Je remis en place une de mes mèches rebelles, ajustai mon tablier, juste au moment où une poignée de marins faisait irruption dans la salle. Ils avaient la barbe piquée de sel, le regard éreinté où luisait toujours l'éclat féroce d'une vigueur prête à affronter les plus terribles tempêtes, la démarche bancale qu'adoptent ceux qui ont trop pris l'habitude du roulis marin, le teint rougi par les bourrasques amicales et violentes du vent, et l'air fier. Tous portaient des K-Ways jaunes, épais, au logo "Mission Adélie", et de grandes bottes en caoutchouc. Leurs bonnets et leurs gants bien épais confirmaient qu'ils ne souhaitaient pas passer le cap Horn : ils descendraient toujours plus au sud. Il y avait quelques femmes, au même accoutrement. L'une d'elle avait enlevé son K-Way et posait sa main sur son ventre, serrée contre un jeune homme au visage tout aussi dissimulé par la barbe que ses compagnons de voyage.

- Vous voulez quoi ? Lançais-je, un calepin à la main.

Des bières. Sauf la jeune femme sans K-Way qui voulait un thé. En préparant la commande, je me dis que j'étais bien seule, coincée dans mon trou en Patagonie quand des hommes sillonnaient les mers et le monde, à la rencontre de nouveaux paysages et de nouvelles personnes. J'admirais leur courage, leur force, leurs rires même, et leur servais la commande.

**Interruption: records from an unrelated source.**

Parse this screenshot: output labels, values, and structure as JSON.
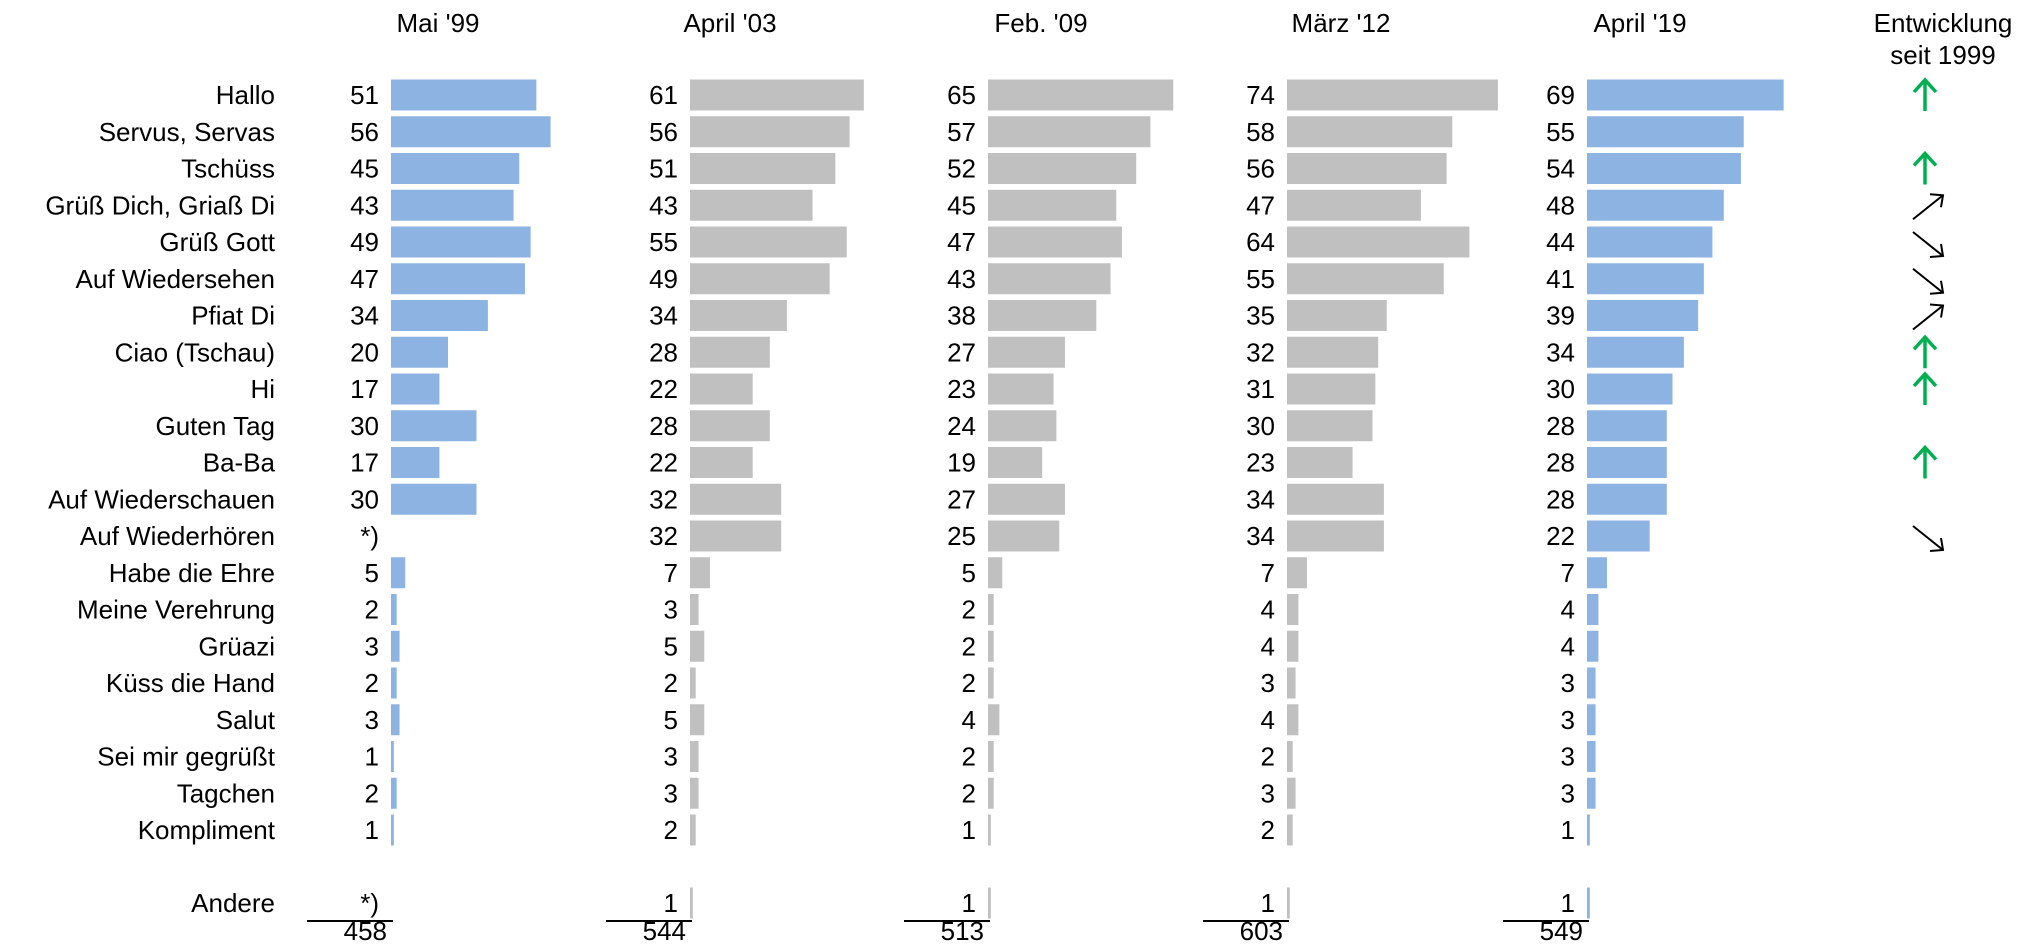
{
  "chart_data": {
    "type": "bar",
    "orientation": "horizontal",
    "title": "",
    "trend_header": "Entwicklung seit 1999",
    "categories": [
      "Hallo",
      "Servus, Servas",
      "Tschüss",
      "Grüß Dich, Griaß Di",
      "Grüß Gott",
      "Auf Wiedersehen",
      "Pfiat Di",
      "Ciao (Tschau)",
      "Hi",
      "Guten Tag",
      "Ba-Ba",
      "Auf Wiederschauen",
      "Auf Wiederhören",
      "Habe die Ehre",
      "Meine Verehrung",
      "Grüazi",
      "Küss die Hand",
      "Salut",
      "Sei mir gegrüßt",
      "Tagchen",
      "Kompliment"
    ],
    "other_label": "Andere",
    "missing_value_mark": "*)",
    "series": [
      {
        "name": "Mai '99",
        "color": "#8db3e2",
        "values": [
          51,
          56,
          45,
          43,
          49,
          47,
          34,
          20,
          17,
          30,
          17,
          30,
          null,
          5,
          2,
          3,
          2,
          3,
          1,
          2,
          1
        ],
        "other": null,
        "total": 458
      },
      {
        "name": "April '03",
        "color": "#c0c0c0",
        "values": [
          61,
          56,
          51,
          43,
          55,
          49,
          34,
          28,
          22,
          28,
          22,
          32,
          32,
          7,
          3,
          5,
          2,
          5,
          3,
          3,
          2
        ],
        "other": 1,
        "total": 544
      },
      {
        "name": "Feb. '09",
        "color": "#c0c0c0",
        "values": [
          65,
          57,
          52,
          45,
          47,
          43,
          38,
          27,
          23,
          24,
          19,
          27,
          25,
          5,
          2,
          2,
          2,
          4,
          2,
          2,
          1
        ],
        "other": 1,
        "total": 513
      },
      {
        "name": "März '12",
        "color": "#c0c0c0",
        "values": [
          74,
          58,
          56,
          47,
          64,
          55,
          35,
          32,
          31,
          30,
          23,
          34,
          34,
          7,
          4,
          4,
          3,
          4,
          2,
          3,
          2
        ],
        "other": 1,
        "total": 603
      },
      {
        "name": "April '19",
        "color": "#8db3e2",
        "values": [
          69,
          55,
          54,
          48,
          44,
          41,
          39,
          34,
          30,
          28,
          28,
          28,
          22,
          7,
          4,
          4,
          3,
          3,
          3,
          3,
          1
        ],
        "other": 1,
        "total": 549
      }
    ],
    "trends": [
      "up",
      "",
      "up",
      "up-right",
      "down-right",
      "down-right",
      "up-right",
      "up",
      "up",
      "",
      "up",
      "",
      "down-right",
      "",
      "",
      "",
      "",
      "",
      "",
      "",
      ""
    ],
    "trend_colors": {
      "up": "#00b050",
      "up-right": "#000000",
      "down-right": "#000000"
    },
    "xlim": [
      0,
      74
    ]
  }
}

Ici, les gens étaient peu loquaces. Gentils, certes, mais peu loquaces. Alors, c'était une forme de solitude au milieu des autres. Mais peut-être valait-il mieux le silence que les injures et la haine ?

La nuit tomba doucement. Je m'étais accoudée au comptoir et me balançais rêveusement au son de l'harmonica qu'un marin faisait chanter. Comme on me rappelait pour passer une autre commande, je m'approchai et lâchai :

- Vous allez en Antarctique ?

- Oui. Mais vous êtes française ? S'étonna l'un des hommes.

- Oui.

- Tu habitais où ?

- En Bretagne.

- Ça fait longtemps que tu es partie, alors ?

- Dix ans. J'avais quinze ans. La Bretagne a disparu deux ans après mon départ. Mais je n'avais plus de famille, plus d'attache.

- Il reste la Savoie encore, une partie des Pyrénées et du Massif central. On parle de république alpine. Mais c'est plutôt le chaos. Ceux qui ont survécu ne savent plus comment faire. Ceux qui ont un bateau s'en vont. On ne les revoit pas beaucoup. Ce ne sont pas des marins. Tes parents étaient marins ?

- Ils pêchaient.

- Tu veux venir avec nous ? En Antarctique. Il y reste quelques terres émergées.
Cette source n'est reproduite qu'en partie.